The invention also relates to an arrangement for realizing the method, comprising a rock drilling machine, a combustion-engine operated power unit having a combustion engine, a hydraulic pump operated by it for operating the rock drilling machine, and another hydraulic pump for operating a hydraulic-motor operated compressor producing flushing air.
To drill earth or rock covered by earth or soft rock material, it is customary to use so-called semi-percussion, that is, the pressure level of the percussion machinery is dropped to a lower level in order to save the drilling equipment and to prevent damage. In diesel-hydraulic or other combustion engine operated equipments, this pressure level drop means that the power output of the motor decreases and thus less fuel is needed. Another typical feature of diesel-hydraulic arrangements is that the same motor rotates both the hydraulic pump(s) of the rock drill and the hydraulic pump of a compressor needed for the production of air required for flushing the drill hole. As the rate of rotation of the diesel engine should be kept substantially constant during operation, the operation of the compressor is not affected in any way although the percussion machinery is operated at half power.

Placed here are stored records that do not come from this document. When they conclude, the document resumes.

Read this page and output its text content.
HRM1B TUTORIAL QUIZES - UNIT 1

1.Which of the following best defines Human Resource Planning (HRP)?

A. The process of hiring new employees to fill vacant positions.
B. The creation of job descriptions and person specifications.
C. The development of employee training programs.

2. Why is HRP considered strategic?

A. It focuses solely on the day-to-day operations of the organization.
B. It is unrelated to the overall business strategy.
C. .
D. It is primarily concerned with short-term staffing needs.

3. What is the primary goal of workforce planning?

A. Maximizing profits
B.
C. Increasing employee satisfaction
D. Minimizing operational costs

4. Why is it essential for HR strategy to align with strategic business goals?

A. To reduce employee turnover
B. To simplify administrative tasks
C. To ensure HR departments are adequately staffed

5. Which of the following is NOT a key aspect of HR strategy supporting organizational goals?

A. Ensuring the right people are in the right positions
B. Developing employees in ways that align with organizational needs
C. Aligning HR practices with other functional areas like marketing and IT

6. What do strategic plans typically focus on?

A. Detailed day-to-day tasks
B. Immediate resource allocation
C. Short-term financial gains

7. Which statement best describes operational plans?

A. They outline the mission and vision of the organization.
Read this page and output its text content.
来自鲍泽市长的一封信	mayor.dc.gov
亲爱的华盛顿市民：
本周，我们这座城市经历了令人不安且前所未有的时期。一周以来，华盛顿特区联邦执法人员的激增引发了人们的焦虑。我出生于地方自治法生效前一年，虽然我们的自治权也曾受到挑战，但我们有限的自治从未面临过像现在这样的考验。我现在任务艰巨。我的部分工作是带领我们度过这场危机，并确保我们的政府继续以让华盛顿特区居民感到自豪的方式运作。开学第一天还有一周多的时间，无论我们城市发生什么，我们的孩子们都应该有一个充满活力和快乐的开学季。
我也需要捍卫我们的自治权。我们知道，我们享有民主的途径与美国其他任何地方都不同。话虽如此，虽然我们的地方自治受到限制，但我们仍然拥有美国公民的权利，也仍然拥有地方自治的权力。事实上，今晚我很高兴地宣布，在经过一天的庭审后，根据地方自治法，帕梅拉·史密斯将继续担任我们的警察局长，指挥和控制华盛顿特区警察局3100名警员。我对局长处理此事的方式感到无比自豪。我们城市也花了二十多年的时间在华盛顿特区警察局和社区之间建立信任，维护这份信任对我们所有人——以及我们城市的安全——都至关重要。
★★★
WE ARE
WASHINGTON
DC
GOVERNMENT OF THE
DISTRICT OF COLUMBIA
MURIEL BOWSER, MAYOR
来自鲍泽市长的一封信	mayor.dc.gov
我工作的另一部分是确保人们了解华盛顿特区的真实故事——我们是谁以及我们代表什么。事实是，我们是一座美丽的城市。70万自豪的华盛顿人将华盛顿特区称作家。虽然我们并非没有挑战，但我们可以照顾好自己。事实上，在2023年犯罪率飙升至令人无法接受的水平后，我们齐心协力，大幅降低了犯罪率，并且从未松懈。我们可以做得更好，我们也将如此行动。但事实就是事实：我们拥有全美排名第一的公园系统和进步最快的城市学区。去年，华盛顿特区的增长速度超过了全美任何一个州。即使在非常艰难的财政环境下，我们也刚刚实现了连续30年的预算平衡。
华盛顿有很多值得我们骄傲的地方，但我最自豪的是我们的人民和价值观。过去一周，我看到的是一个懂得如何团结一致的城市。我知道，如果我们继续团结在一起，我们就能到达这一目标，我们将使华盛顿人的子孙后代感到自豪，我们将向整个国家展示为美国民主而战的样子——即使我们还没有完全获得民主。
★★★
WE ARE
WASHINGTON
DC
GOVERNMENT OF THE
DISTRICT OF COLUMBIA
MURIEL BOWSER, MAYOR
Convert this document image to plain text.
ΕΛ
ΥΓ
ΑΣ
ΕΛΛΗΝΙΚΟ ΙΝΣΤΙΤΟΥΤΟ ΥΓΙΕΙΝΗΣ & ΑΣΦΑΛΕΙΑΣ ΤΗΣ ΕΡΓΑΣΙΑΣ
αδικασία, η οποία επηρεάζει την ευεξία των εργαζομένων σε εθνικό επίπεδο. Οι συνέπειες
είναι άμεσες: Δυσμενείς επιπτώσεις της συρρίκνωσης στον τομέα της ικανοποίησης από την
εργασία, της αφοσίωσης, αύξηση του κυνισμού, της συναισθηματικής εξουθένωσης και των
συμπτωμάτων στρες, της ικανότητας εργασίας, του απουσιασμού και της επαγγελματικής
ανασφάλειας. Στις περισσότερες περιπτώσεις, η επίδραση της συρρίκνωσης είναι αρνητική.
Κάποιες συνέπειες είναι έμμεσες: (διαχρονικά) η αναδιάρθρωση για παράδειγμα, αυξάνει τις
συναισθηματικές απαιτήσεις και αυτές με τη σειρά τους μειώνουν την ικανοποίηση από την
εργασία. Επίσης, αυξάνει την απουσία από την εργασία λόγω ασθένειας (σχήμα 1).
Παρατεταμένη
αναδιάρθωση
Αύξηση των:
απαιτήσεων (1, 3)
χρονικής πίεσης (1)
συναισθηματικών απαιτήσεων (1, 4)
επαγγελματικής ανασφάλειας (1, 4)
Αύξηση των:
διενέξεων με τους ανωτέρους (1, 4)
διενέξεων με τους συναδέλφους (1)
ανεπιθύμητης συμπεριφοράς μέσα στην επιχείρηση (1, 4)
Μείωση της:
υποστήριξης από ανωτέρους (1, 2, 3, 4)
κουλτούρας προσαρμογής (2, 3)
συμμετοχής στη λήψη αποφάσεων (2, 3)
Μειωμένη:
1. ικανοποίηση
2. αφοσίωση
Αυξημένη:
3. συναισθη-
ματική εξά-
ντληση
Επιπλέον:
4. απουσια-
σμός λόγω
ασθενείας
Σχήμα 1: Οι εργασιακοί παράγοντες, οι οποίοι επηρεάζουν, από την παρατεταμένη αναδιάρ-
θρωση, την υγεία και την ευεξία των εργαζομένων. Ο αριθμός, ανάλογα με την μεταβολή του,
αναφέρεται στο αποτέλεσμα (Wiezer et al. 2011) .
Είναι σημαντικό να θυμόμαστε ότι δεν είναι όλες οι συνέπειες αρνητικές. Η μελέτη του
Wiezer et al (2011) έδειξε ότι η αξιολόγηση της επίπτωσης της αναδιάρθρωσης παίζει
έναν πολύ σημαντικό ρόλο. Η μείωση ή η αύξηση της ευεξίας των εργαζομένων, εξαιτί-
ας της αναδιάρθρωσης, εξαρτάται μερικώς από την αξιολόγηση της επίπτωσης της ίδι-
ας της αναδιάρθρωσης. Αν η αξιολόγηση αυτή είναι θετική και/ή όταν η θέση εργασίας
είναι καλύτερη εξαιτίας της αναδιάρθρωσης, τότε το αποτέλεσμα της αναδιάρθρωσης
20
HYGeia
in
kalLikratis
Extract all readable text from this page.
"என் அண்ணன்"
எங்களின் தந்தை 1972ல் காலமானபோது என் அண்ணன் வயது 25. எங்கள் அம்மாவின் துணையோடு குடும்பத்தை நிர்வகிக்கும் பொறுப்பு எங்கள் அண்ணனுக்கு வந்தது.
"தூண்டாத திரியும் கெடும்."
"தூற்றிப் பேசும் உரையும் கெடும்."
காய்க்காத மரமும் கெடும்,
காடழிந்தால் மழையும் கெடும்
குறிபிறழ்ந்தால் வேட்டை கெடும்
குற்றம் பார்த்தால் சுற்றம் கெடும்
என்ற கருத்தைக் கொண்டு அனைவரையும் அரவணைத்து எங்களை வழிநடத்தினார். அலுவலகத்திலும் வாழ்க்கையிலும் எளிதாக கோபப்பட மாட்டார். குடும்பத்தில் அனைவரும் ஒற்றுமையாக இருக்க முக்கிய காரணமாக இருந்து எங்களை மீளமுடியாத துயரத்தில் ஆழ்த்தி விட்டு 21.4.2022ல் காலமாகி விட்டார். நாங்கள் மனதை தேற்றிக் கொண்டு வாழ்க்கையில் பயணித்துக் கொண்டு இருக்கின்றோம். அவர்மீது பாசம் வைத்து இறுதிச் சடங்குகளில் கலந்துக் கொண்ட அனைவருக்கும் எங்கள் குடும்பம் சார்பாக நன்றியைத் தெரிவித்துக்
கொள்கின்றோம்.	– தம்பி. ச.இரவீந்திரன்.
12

A typical problem with an arrangement operating in the known manner is that when the semi-percussion is applied, the earth or rock material is such that additional air would be required although it is not available. As the maximum power of the diesel engine is constant, a larger compressor for producing air cannot be connected to it without decreasing the power available to the rock drill or having to increase the size and power of the diesel engine to an unreasonably high level in view of the normal operation.
The object of the present invention is to provide a method for controlling the amount of flushing air supplied to a rock drilling machine operated by a combustion-engine operated power unit, by means of which method the amount of air can be increased when the power required by the rock drilling machine is below its maximum power. The method according to the invention is characterized in that the hydraulic pump operating the compressor is an adjustable-displacement pump, the volume flow of the pressure fluid supplied by the adjustable-displacement pump being adjustable by a pressure applied to a control conduit of the pump, and that the volume flow of the pressure fluid supplied by the adjustable-displacement pump is adjusted inversely proportionally to the pressure of the pressure fluid supplied to the percussion device of the rock drilling machine so that when the pressure of the pressure fluid of the percussion device decreases at least to a predetermined pressure below a normal pressure value used in the drilling, the volume flow of the pressure fluid supplied by the pump is increased, so that the rate of rotation of the compressor and thus the amount of air supplied by it increases. The arrangement according to the invention is characterized in that the hydraulic pump operating the compressor is an adjustable-displacement pump, the volume flow of the pressure fluid supplied by the pump being adjustable by a pressure acting on a control conduit of the pump, and that the control conduit of the pump of the compressor is arranged to be controlled by a pressure proportional to the pressure of the pressure conduit of the percussion device of the rock drilling machine so that when the pressure of the pressure conduit of the percussion device decreases at least to a predetermined pressure value, the volume flow of the pressure fluid supplied by the pump increases and thus the rate of rotation of the compressor and correspondingly the amount of air produced by it increase.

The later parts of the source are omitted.